Die avond bijt Gert de spits af met twee gedichten van hemzelf. Daarna is het mijn beurt en daarna die van Tim. Maar behalve de artiesten die het avondvullende programma van Ballonnenvrees met de meest uiteenlopende ontroerende of hilarische literair verantwoorde boodschappen kracht bijzetten, moet het gezegd dat ons publiek maar op één hand te tellen is; wat we zeer letterlijk mogen nemen. Behalve twee ongeïnteresseerde kalende biljartspelers die hun bek maar niet kunnen houden is er de barman, twee vrouwen die per toeval binnenwandelden maar toch het hart tonen te blijven zitten en Elisa.

Tijdens de pauze gaan de twee ellendige biljartspelers naar huis. Het wordt ons duidelijk dat het hier vanavond meer over onszelf gaat dan over wie of wat dan ook. Iemand maakt de geestdriftige opmerking dat we nu toch wel vrienden voor het leven moeten zijn. Enkel het kampvuur ontbreekt er nog aan. Het besluit staat vast. Dit moet een privé-initiatief genoemd worden, zij het van culturele makelij. Een bonte avond van een sterk niveau ook al zullen we dat achteraf misschien niet meer helemaal kunnen bewijzen, laat staan dat er veel mond-aan-mond-reclame de ronde zal doen. Want dat moet je van je publiek laten afhangen. Het moet gezegd dat het avondvullende programma ondanks de abstracte leegte rondom ons, niets heeft in te boeten aan leut en gezelligheid. Wel integendeel. Tegen het einde van de avond wanneer de Open Mic wordt afgekondigd, zijn wij het er allemaal over eens dat we de revue nog eens mogen passeren. En terwijl Gert ons dankt voor de meer dan deugddoende literaire vlam waarbij hij zegt dat hij blij is dat toch niet iedereen voor Oscar and the Woolf is gesmolten vanavond, -als die al optraden misschien- passeert er nog een bejaard koppel ramptoeristen voor het raam die grijnzend naar binnen blijven kijken. Er wordt een snedige toespeling gemaakt dat dit onverwachte publiek de verkeerde kant van het raam opzocht daar ook zij eigenlijk hadden mogen binnenkomen, maar ja... Al doende leert men.
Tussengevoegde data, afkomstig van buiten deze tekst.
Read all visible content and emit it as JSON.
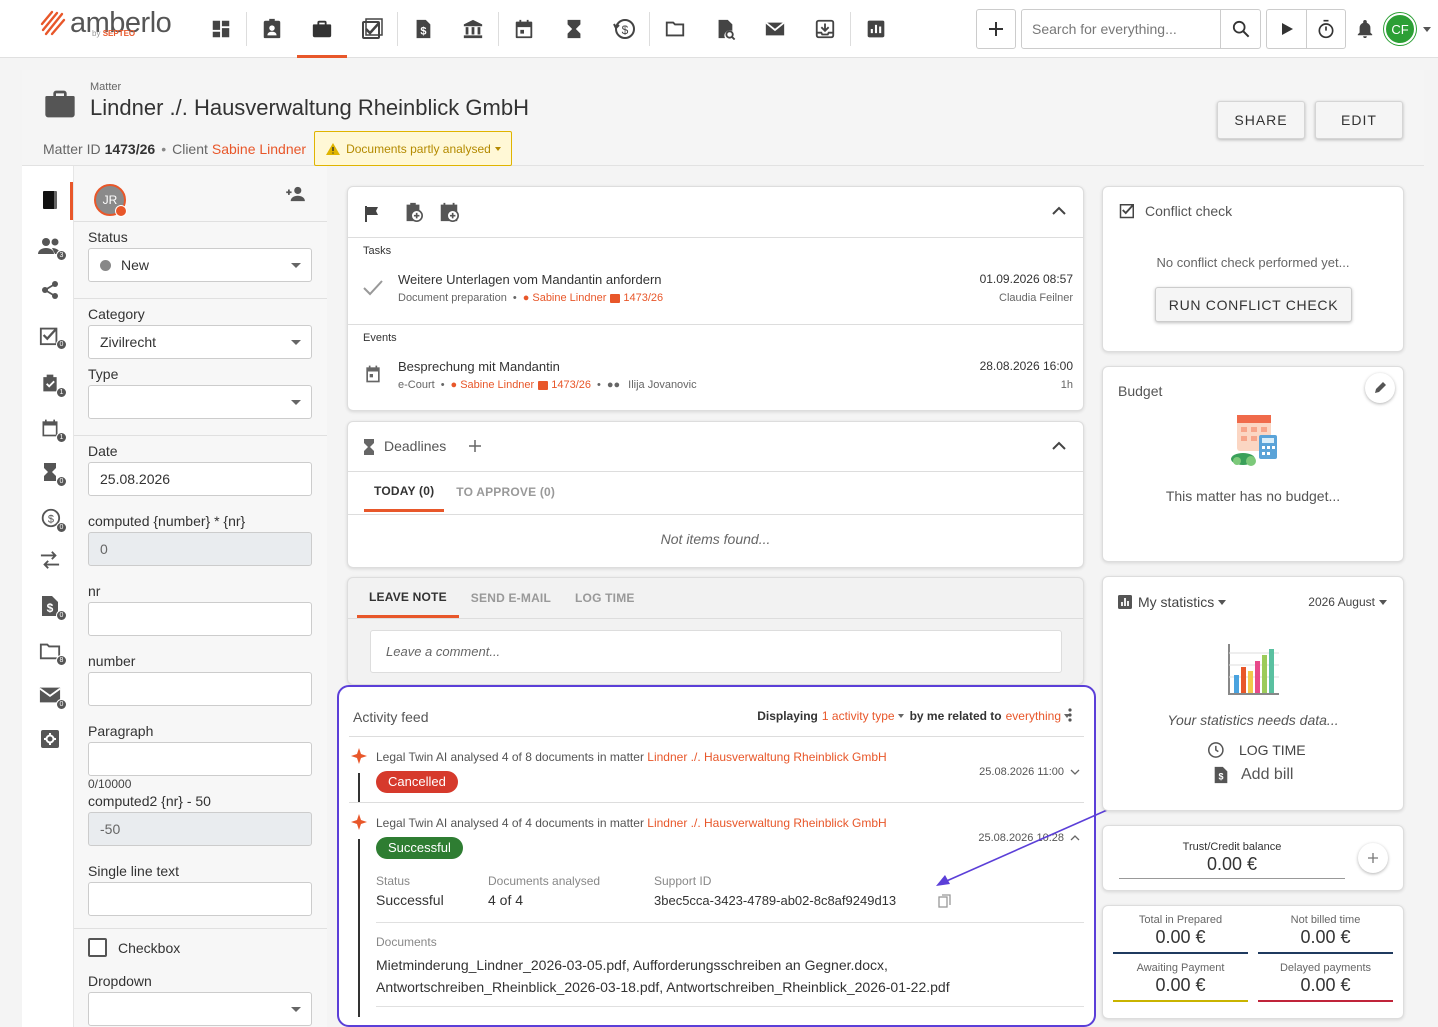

Die avond worden er nog wat bundels met elkaar geruild en sluit de avond zichzelf af met de uren van de tram. Wanneer het zover is stormt iedereen naar buiten om de laatse tram richting de eenoevermetropool te halen en omdat Elisa, Jan en ik niet in een leeg Cultuurcafé willen achterblijven, kuisen ook wij onze schup af. Terwijl Jan en Elisa naast elkaar in de auto napraten met mij in de betraliede koffer is de toon gezet. Deze avond kan niet meer stuk. Zelfs niet wanneer Jan met zijn kar iets te berucht de vluchtheuvels neemt in de Cyriel Buyssestraat. Wanneer Elisa en ik de remlichten en de koplampen van Jan's automobiel de bocht zien omdraaien is er toch nog de gevleugelde bedenking:

'Wat een geluk dat ik niet op zijn gitaar ging zitten'.